We inserted Eq. (4) into \( \left. {\frac{{{\text{d}}^{2} f\left( t \right)}}{{{\text{d}}t^{2} }}} \right|_{t = L} = 0 \); then we have
$$ D = L \exp \left( {\frac{1}{2}\sigma^{2} + \frac{1}{2}\sqrt {4\sigma^{2} + \sigma^{4} } } \right) $$
(9)
Applying Eq. (4), one can determine a relation between f(D) and f(L) as
$$ f\left( D \right) = F\left( L \right) \exp \left( { - \sigma^{2} - \frac{1}{2}\sqrt {4\sigma^{2} + \sigma^{4} } + \frac{1}{2}\left( {\frac{3}{2}\sigma + \frac{1}{2}\sqrt {4 + \sigma^{2} } } \right)^{2} } \right) $$
(10)
According to Eq. (8), the following important relations can be grasped
$$ \left. {\frac{D}{L}} \right|_{\eta = 3} = 1.649,\quad \left. {\frac{f\left( D \right)}{f\left( L \right)}} \right|_{\eta = 3} = 2.120 $$
(11)
By applying the above relations, we can predict the maximal number of confirmed daily cases and the day in which this maximum appears. The maximum number of infected individuals and the time at which this maximum occurs can be related to the number and time corresponding to the critical date.

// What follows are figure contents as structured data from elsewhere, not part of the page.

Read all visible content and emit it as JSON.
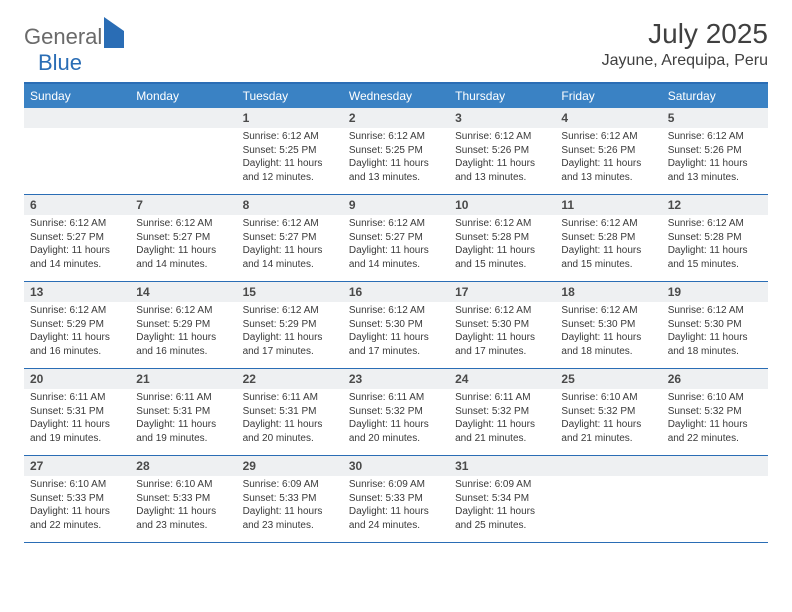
{
  "brand": {
    "part1": "General",
    "part2": "Blue"
  },
  "title": "July 2025",
  "location": "Jayune, Arequipa, Peru",
  "colors": {
    "header_bar": "#3a82c4",
    "border": "#2a6db5",
    "daynum_bg": "#eef0f2",
    "text": "#3a3a3a",
    "title_text": "#404040",
    "logo_gray": "#6a6a6a",
    "logo_blue": "#2a6db5",
    "background": "#ffffff"
  },
  "typography": {
    "title_fontsize": 28,
    "location_fontsize": 16,
    "weekday_fontsize": 12,
    "daynum_fontsize": 12,
    "body_fontsize": 10
  },
  "weekdays": [
    "Sunday",
    "Monday",
    "Tuesday",
    "Wednesday",
    "Thursday",
    "Friday",
    "Saturday"
  ],
  "weeks": [
    [
      {
        "day": "",
        "sunrise": "",
        "sunset": "",
        "daylight1": "",
        "daylight2": ""
      },
      {
        "day": "",
        "sunrise": "",
        "sunset": "",
        "daylight1": "",
        "daylight2": ""
      },
      {
        "day": "1",
        "sunrise": "Sunrise: 6:12 AM",
        "sunset": "Sunset: 5:25 PM",
        "daylight1": "Daylight: 11 hours",
        "daylight2": "and 12 minutes."
      },
      {
        "day": "2",
        "sunrise": "Sunrise: 6:12 AM",
        "sunset": "Sunset: 5:25 PM",
        "daylight1": "Daylight: 11 hours",
        "daylight2": "and 13 minutes."
      },
      {
        "day": "3",
        "sunrise": "Sunrise: 6:12 AM",
        "sunset": "Sunset: 5:26 PM",
        "daylight1": "Daylight: 11 hours",
        "daylight2": "and 13 minutes."
      },
      {
        "day": "4",
        "sunrise": "Sunrise: 6:12 AM",
        "sunset": "Sunset: 5:26 PM",
        "daylight1": "Daylight: 11 hours",
        "daylight2": "and 13 minutes."
      },
      {
        "day": "5",
        "sunrise": "Sunrise: 6:12 AM",
        "sunset": "Sunset: 5:26 PM",
        "daylight1": "Daylight: 11 hours",
        "daylight2": "and 13 minutes."
      }
    ],
    [
      {
        "day": "6",
        "sunrise": "Sunrise: 6:12 AM",
        "sunset": "Sunset: 5:27 PM",
        "daylight1": "Daylight: 11 hours",
        "daylight2": "and 14 minutes."
      },
      {
        "day": "7",
        "sunrise": "Sunrise: 6:12 AM",
        "sunset": "Sunset: 5:27 PM",
        "daylight1": "Daylight: 11 hours",
        "daylight2": "and 14 minutes."
      },
      {
        "day": "8",
        "sunrise": "Sunrise: 6:12 AM",
        "sunset": "Sunset: 5:27 PM",
        "daylight1": "Daylight: 11 hours",
        "daylight2": "and 14 minutes."
      },
      {
        "day": "9",
        "sunrise": "Sunrise: 6:12 AM",
        "sunset": "Sunset: 5:27 PM",
        "daylight1": "Daylight: 11 hours",
        "daylight2": "and 14 minutes."
      },
      {
        "day": "10",
        "sunrise": "Sunrise: 6:12 AM",
        "sunset": "Sunset: 5:28 PM",
        "daylight1": "Daylight: 11 hours",
        "daylight2": "and 15 minutes."
      },
      {
        "day": "11",
        "sunrise": "Sunrise: 6:12 AM",
        "sunset": "Sunset: 5:28 PM",
        "daylight1": "Daylight: 11 hours",
        "daylight2": "and 15 minutes."
      },
      {
        "day": "12",
        "sunrise": "Sunrise: 6:12 AM",
        "sunset": "Sunset: 5:28 PM",
        "daylight1": "Daylight: 11 hours",
        "daylight2": "and 15 minutes."
      }
    ],
    [
      {
        "day": "13",
        "sunrise": "Sunrise: 6:12 AM",
        "sunset": "Sunset: 5:29 PM",
        "daylight1": "Daylight: 11 hours",
        "daylight2": "and 16 minutes."
      },
      {
        "day": "14",
        "sunrise": "Sunrise: 6:12 AM",
        "sunset": "Sunset: 5:29 PM",
        "daylight1": "Daylight: 11 hours",
        "daylight2": "and 16 minutes."
      },
      {
        "day": "15",
        "sunrise": "Sunrise: 6:12 AM",
        "sunset": "Sunset: 5:29 PM",
        "daylight1": "Daylight: 11 hours",
        "daylight2": "and 17 minutes."
      },
      {
        "day": "16",
        "sunrise": "Sunrise: 6:12 AM",
        "sunset": "Sunset: 5:30 PM",
        "daylight1": "Daylight: 11 hours",
        "daylight2": "and 17 minutes."
      },
      {
        "day": "17",
        "sunrise": "Sunrise: 6:12 AM",
        "sunset": "Sunset: 5:30 PM",
        "daylight1": "Daylight: 11 hours",
        "daylight2": "and 17 minutes."
      },
      {
        "day": "18",
        "sunrise": "Sunrise: 6:12 AM",
        "sunset": "Sunset: 5:30 PM",
        "daylight1": "Daylight: 11 hours",
        "daylight2": "and 18 minutes."
      },
      {
        "day": "19",
        "sunrise": "Sunrise: 6:12 AM",
        "sunset": "Sunset: 5:30 PM",
        "daylight1": "Daylight: 11 hours",
        "daylight2": "and 18 minutes."
      }
    ],
    [
      {
        "day": "20",
        "sunrise": "Sunrise: 6:11 AM",
        "sunset": "Sunset: 5:31 PM",
        "daylight1": "Daylight: 11 hours",
        "daylight2": "and 19 minutes."
      },
      {
        "day": "21",
        "sunrise": "Sunrise: 6:11 AM",
        "sunset": "Sunset: 5:31 PM",
        "daylight1": "Daylight: 11 hours",
        "daylight2": "and 19 minutes."
      },
      {
        "day": "22",
        "sunrise": "Sunrise: 6:11 AM",
        "sunset": "Sunset: 5:31 PM",
        "daylight1": "Daylight: 11 hours",
        "daylight2": "and 20 minutes."
      },
      {
        "day": "23",
        "sunrise": "Sunrise: 6:11 AM",
        "sunset": "Sunset: 5:32 PM",
        "daylight1": "Daylight: 11 hours",
        "daylight2": "and 20 minutes."
      },
      {
        "day": "24",
        "sunrise": "Sunrise: 6:11 AM",
        "sunset": "Sunset: 5:32 PM",
        "daylight1": "Daylight: 11 hours",
        "daylight2": "and 21 minutes."
      },
      {
        "day": "25",
        "sunrise": "Sunrise: 6:10 AM",
        "sunset": "Sunset: 5:32 PM",
        "daylight1": "Daylight: 11 hours",
        "daylight2": "and 21 minutes."
      },
      {
        "day": "26",
        "sunrise": "Sunrise: 6:10 AM",
        "sunset": "Sunset: 5:32 PM",
        "daylight1": "Daylight: 11 hours",
        "daylight2": "and 22 minutes."
      }
    ],
    [
      {
        "day": "27",
        "sunrise": "Sunrise: 6:10 AM",
        "sunset": "Sunset: 5:33 PM",
        "daylight1": "Daylight: 11 hours",
        "daylight2": "and 22 minutes."
      },
      {
        "day": "28",
        "sunrise": "Sunrise: 6:10 AM",
        "sunset": "Sunset: 5:33 PM",
        "daylight1": "Daylight: 11 hours",
        "daylight2": "and 23 minutes."
      },
      {
        "day": "29",
        "sunrise": "Sunrise: 6:09 AM",
        "sunset": "Sunset: 5:33 PM",
        "daylight1": "Daylight: 11 hours",
        "daylight2": "and 23 minutes."
      },
      {
        "day": "30",
        "sunrise": "Sunrise: 6:09 AM",
        "sunset": "Sunset: 5:33 PM",
        "daylight1": "Daylight: 11 hours",
        "daylight2": "and 24 minutes."
      },
      {
        "day": "31",
        "sunrise": "Sunrise: 6:09 AM",
        "sunset": "Sunset: 5:34 PM",
        "daylight1": "Daylight: 11 hours",
        "daylight2": "and 25 minutes."
      },
      {
        "day": "",
        "sunrise": "",
        "sunset": "",
        "daylight1": "",
        "daylight2": ""
      },
      {
        "day": "",
        "sunrise": "",
        "sunset": "",
        "daylight1": "",
        "daylight2": ""
      }
    ]
  ]
}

First, we compute the following relation
$$ \left. {\frac{{{\text{d}}f\left( t \right)}}{{{\text{d}}t}}} \right|_{t = L} = - \frac{1}{{\sigma^{2} L}}f\left( L \right) \ln \frac{L}{D} $$
(12)
which yields
$$ L = \left( {\frac{1}{2} + \frac{1}{2}\sqrt {\frac{4}{{\sigma^{2} }} + 1} } \right)\frac{f\left( L \right)}{{\left. {\frac{{{\text{d}}f\left( t \right)}}{{{\text{d}}t}}} \right|_{t = L} }} = \frac{3 f\left( L \right)}{{\left. {\frac{{{\text{d}}f\left( t \right)}}{{{\text{d}}t}}} \right|_{t = L} }} $$
(13)
We want to know the initial date for which the spreading of the epidemic triggers. For this purpose, we must determine the value L. This value has been obtained in Eq. (13).